Tiziano è un adolescente afflitto dal cosiddetto male di vivere: la sua famiglia riesce a malapena a sbarcare il lunario, motivo per cui la delinquenza del ragazzo diventa quasi una necessità, più che un modo comodo di aggirare i problemi. Tiziano lavora per il giovane boss di quartiere, ritrovandosi ben presto nelle sabbie mobili della criminalità, nelle quali più ci si muove e ci si affanna e più ci si ritrova invischiati. Ma non è mai troppo tardi per ritrovare una nuova strada, basta provarci.

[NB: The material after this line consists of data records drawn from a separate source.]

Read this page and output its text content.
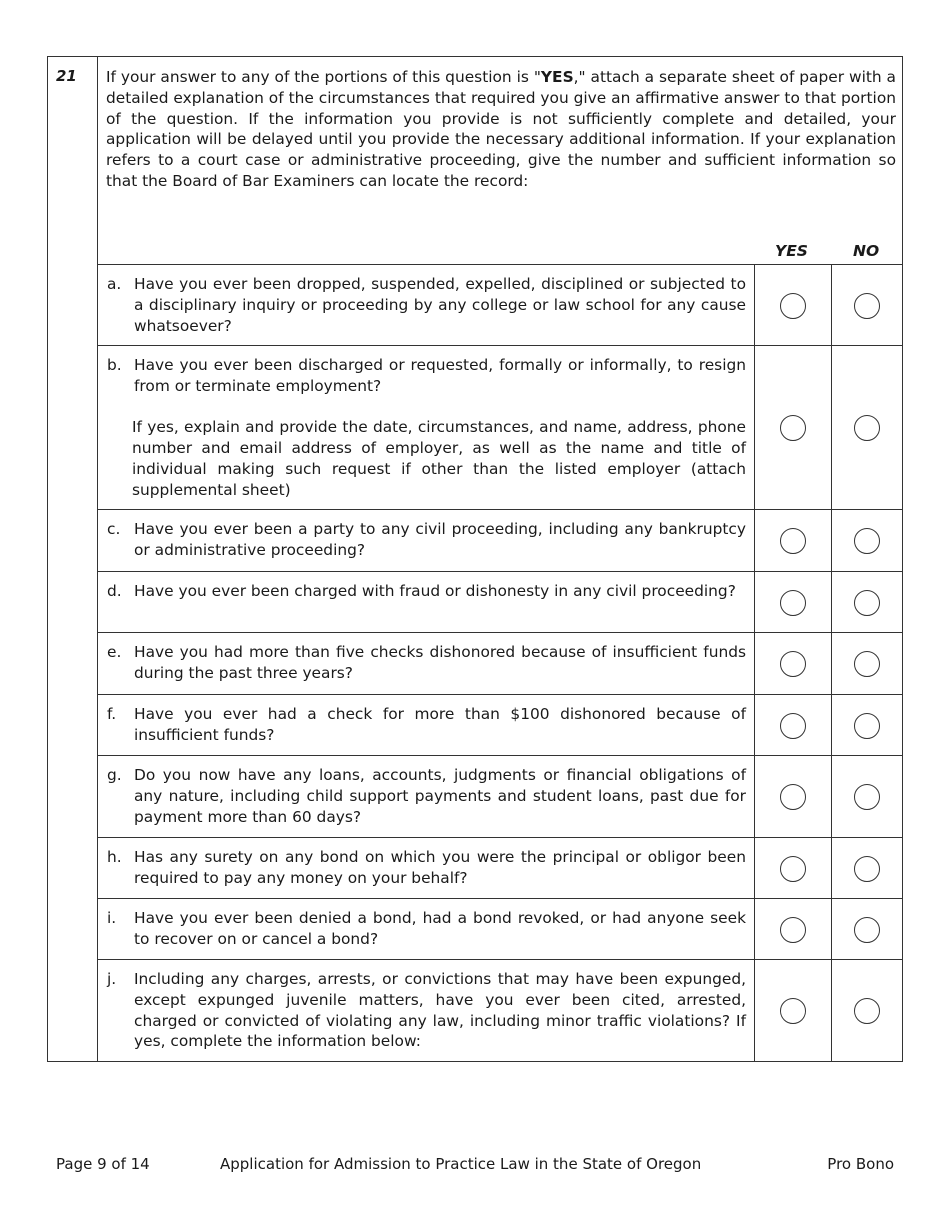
21 If your answer to any of the portions of this question is "YES," attach a separate sheet of paper with a detailed explanation of the circumstances that required you give an affirmative answer to that portion of the question. If the information you provide is not sufficiently complete and detailed, your application will be delayed until you provide the necessary additional information. If your explanation refers to a court case or administrative proceeding, give the number and sufficient information so that the Board of Bar Examiners can locate the record:
YES	NO
a. Have you ever been dropped, suspended, expelled, disciplined or subjected to a disciplinary inquiry or proceeding by any college or law school for any cause whatsoever?
b. Have you ever been discharged or requested, formally or informally, to resign from or terminate employment?
If yes, explain and provide the date, circumstances, and name, address, phone number and email address of employer, as well as the name and title of individual making such request if other than the listed employer (attach supplemental sheet)
c. Have you ever been a party to any civil proceeding, including any bankruptcy or administrative proceeding?
d. Have you ever been charged with fraud or dishonesty in any civil proceeding?
e. Have you had more than five checks dishonored because of insufficient funds during the past three years?
f. Have you ever had a check for more than $100 dishonored because of insufficient funds?
g. Do you now have any loans, accounts, judgments or financial obligations of any nature, including child support payments and student loans, past due for payment more than 60 days?
h. Has any surety on any bond on which you were the principal or obligor been required to pay any money on your behalf?
i. Have you ever been denied a bond, had a bond revoked, or had anyone seek to recover on or cancel a bond?
j. Including any charges, arrests, or convictions that may have been expunged, except expunged juvenile matters, have you ever been cited, arrested, charged or convicted of violating any law, including minor traffic violations? If yes, complete the information below:
Page 9 of 14	Application for Admission to Practice Law in the State of Oregon	Pro Bono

Taranto è la cornice ideale per la storia: a metà strada tra il patrimonio artistico della città e le sue fabbriche di acciaio (che producono addirittura il 10% dell’inquinamento europeo), ambientazione ideale per la storia di Tiziano, ragazzo intelligente ma frustrato, arrabbiato con una vita che per forza di cose gli va stretta. Robilant è bravo nel rendere credibile il tutto, pescando un protagonista eccellente (Giulio Beranek, bravissimo), e circondandolo con buonissimi comprimari (l’emergente Michele Riondino, che ormai sembra essersi abbonato a questo tipo di film, senza dimenticare il sempreverde Giorgio Colangeli). Un film fatto di scelte difficili, ognuna delle quali porta in una direzione che non è mai difficile prevedere, ma al di fuori dal mar piccolo dove sguazza la vita del protagonista, c’è un oceano di possibilità e di speranza.